Socially efficient mechanism on the minimum budget
Hirota Kinoshita, Takayuki Osogami, Kohei Miyaguchi
TL;DR
This paper tackles designing mechanisms that are socially efficient (SE), dominant-strategy incentive compatible (DSIC), and individually rational (IR) while minimizing the broker’s budget. It introduces a novel budget-optimal mechanism that leverages discrete, known type domains to convert DSIC/IR constraints into a shortest-path problem on per-agent graphs $G_i(v)$, with payments derived from the shortest distances. The authors prove correctness (DSIC/IR) and optimality (minimum budget among justified mechanisms for a fixed SE-maximizing option), and show computational feasibility through graph contractions that yield polynomial-time computation. Numerical experiments demonstrate that the proposed mechanism achieves strictly lower budgets than any VCG-based mechanism for a large majority of instances, highlighting its practical value for trading networks, cloud markets, and related settings where social welfare and budget considerations must be balanced.
Abstract
In social decision-making among strategic agents, a universal focus lies on the balance between social and individual interests.

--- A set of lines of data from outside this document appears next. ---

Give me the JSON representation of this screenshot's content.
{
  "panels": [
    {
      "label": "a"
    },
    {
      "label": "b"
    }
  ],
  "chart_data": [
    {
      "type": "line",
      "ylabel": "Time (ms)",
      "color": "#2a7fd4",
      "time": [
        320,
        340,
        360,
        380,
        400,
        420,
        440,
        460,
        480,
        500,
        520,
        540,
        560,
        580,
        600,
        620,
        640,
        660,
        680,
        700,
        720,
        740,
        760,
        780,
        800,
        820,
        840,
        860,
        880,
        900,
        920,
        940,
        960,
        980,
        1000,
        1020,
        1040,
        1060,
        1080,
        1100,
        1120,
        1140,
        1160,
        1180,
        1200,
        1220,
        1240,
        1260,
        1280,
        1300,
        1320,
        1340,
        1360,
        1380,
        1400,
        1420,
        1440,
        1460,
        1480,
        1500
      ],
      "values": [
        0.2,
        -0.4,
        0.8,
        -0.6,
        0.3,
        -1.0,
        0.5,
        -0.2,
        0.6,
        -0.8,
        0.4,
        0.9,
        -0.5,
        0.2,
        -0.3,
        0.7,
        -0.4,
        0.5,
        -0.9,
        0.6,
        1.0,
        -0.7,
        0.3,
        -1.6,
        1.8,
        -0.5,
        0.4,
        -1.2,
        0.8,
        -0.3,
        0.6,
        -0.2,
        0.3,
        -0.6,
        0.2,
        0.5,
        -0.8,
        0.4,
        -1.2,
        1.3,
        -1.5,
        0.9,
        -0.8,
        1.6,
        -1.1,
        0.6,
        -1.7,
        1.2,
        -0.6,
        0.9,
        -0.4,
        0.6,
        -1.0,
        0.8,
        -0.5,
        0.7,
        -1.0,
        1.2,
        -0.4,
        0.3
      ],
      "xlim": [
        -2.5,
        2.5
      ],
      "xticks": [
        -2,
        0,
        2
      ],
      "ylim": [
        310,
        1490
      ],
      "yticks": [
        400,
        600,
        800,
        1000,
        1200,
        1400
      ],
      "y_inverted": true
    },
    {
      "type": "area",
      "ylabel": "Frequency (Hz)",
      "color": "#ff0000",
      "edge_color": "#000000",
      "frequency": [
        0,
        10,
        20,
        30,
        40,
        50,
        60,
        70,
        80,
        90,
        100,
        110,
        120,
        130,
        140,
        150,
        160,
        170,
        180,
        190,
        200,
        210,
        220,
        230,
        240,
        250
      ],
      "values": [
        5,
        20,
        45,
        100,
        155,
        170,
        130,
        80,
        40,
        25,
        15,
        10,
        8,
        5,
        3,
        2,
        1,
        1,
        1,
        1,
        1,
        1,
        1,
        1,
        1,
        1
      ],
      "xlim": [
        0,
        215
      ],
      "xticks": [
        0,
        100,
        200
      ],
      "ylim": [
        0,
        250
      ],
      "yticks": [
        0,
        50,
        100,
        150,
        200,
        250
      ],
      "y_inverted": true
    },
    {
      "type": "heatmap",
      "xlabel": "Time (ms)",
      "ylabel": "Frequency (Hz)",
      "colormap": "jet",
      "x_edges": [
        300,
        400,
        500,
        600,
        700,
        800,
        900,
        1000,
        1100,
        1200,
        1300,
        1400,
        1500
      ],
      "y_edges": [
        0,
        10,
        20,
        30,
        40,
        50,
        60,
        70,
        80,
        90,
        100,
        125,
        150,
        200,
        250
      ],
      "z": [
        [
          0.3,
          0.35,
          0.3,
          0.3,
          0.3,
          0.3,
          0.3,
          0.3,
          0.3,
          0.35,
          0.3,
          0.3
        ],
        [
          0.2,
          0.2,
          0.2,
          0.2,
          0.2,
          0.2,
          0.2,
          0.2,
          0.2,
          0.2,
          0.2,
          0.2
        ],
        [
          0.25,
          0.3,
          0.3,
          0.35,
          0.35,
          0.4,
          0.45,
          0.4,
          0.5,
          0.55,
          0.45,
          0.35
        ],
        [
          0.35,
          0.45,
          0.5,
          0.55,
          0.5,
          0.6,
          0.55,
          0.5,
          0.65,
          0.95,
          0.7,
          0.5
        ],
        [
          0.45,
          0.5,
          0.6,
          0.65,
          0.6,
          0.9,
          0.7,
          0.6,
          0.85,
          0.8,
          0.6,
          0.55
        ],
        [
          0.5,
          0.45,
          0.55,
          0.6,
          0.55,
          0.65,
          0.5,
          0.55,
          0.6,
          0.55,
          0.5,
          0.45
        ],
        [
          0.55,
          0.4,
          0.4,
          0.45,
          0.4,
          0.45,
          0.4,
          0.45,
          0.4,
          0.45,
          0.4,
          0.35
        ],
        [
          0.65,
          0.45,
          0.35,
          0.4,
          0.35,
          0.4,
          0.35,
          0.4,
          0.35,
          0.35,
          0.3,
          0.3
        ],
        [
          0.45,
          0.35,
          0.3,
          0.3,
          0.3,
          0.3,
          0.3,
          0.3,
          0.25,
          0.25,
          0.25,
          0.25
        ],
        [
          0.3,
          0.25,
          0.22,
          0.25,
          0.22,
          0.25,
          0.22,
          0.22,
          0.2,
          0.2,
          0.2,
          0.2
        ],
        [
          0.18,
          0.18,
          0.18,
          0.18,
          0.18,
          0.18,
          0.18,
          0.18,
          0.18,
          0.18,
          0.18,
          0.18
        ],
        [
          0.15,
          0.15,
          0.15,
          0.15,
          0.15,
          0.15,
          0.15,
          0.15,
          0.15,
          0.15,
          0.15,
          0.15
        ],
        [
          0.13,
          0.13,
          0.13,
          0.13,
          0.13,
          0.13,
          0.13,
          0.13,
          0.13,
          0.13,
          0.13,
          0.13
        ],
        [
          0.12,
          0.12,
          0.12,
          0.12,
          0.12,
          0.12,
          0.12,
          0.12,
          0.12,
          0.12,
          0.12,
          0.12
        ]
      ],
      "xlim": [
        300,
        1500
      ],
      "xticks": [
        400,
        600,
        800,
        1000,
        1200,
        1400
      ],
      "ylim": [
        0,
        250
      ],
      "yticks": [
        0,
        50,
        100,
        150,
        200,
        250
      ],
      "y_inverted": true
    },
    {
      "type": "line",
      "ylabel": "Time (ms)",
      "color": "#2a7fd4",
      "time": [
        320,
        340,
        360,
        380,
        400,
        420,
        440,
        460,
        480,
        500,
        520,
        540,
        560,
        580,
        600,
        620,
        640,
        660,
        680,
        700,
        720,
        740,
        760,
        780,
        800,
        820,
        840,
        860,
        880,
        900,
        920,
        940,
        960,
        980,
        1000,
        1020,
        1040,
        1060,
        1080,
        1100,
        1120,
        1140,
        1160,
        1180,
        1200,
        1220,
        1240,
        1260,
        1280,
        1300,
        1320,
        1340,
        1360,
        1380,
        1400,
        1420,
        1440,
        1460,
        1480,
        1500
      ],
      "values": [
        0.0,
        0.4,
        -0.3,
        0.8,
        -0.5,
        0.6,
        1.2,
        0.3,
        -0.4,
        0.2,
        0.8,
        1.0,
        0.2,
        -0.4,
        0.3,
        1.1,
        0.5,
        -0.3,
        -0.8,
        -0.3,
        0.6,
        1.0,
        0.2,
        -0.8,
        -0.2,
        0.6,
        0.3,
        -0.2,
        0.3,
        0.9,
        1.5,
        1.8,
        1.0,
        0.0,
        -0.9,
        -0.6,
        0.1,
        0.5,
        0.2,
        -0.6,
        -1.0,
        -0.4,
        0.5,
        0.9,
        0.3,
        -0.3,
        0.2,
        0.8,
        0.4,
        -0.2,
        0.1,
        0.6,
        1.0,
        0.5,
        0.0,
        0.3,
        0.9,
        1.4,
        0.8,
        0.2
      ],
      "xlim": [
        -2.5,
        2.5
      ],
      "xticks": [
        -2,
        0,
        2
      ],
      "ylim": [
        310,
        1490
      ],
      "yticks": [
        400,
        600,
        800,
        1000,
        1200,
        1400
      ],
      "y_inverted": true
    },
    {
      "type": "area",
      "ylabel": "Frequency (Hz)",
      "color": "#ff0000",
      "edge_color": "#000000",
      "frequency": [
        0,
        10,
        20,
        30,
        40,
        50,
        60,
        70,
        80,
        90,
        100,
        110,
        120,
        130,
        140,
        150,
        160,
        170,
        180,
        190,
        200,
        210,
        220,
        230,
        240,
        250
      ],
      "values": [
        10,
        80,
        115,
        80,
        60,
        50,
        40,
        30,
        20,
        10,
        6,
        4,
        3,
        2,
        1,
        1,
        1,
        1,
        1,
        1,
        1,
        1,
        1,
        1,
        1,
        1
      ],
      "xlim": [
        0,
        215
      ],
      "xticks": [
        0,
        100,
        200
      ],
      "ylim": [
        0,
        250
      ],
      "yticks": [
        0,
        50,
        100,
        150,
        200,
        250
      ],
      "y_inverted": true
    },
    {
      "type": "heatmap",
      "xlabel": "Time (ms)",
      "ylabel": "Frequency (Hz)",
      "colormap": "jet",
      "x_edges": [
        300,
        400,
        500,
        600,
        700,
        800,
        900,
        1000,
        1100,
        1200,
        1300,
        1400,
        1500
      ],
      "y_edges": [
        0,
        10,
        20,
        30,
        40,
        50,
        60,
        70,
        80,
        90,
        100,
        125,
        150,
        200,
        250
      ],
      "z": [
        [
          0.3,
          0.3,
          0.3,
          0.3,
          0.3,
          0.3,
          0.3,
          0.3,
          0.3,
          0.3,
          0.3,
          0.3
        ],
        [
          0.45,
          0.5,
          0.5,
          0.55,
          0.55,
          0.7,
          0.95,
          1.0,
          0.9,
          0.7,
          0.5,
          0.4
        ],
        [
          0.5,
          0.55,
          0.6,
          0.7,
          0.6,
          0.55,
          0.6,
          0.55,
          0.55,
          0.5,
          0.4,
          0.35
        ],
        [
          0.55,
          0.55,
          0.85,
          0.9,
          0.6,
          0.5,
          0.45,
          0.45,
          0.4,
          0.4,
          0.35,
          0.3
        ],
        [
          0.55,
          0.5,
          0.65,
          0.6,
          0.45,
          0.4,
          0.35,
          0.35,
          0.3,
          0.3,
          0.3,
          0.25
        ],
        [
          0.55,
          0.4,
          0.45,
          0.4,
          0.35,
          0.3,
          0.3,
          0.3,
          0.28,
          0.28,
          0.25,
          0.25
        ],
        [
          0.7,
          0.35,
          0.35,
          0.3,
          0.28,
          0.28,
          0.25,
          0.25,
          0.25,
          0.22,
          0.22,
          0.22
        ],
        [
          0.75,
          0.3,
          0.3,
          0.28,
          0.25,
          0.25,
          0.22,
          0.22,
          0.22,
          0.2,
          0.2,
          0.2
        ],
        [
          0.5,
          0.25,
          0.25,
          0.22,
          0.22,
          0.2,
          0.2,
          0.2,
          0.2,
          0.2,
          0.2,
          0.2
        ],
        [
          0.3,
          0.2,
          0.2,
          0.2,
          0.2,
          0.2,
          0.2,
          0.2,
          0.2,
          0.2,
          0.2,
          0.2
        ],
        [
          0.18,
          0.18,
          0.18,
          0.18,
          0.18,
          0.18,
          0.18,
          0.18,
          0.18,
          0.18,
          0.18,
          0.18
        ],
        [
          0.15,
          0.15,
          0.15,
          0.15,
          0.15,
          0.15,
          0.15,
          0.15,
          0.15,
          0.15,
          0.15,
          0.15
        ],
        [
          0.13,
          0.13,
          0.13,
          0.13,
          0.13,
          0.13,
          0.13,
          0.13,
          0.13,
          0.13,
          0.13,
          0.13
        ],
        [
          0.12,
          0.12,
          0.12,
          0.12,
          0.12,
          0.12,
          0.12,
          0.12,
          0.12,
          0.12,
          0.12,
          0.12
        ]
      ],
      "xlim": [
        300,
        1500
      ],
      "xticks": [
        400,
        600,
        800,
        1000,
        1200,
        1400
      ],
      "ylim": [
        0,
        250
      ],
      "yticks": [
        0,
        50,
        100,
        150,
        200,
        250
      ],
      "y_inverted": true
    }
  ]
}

Socially efficient mechanisms are thus desirably designed to not only maximize the social welfare but also incentivize the agents for their own profit. Under a generalized model that includes applications such as double auctions and trading networks, this study establishes a socially efficient (SE), dominant-strategy incentive compatible (DSIC), and individually rational (IR) mechanism with the minimum total budget expensed to the agents. The present method exploits discrete and known type domains to reduce a set of constraints into the shortest path problem in a weighted graph. In addition to theoretical derivation, we substantiate the optimality of the proposed mechanism through numerical experiments, where it certifies strictly lower budget than Vickery-Clarke-Groves (VCG) mechanisms for a wide class of instances.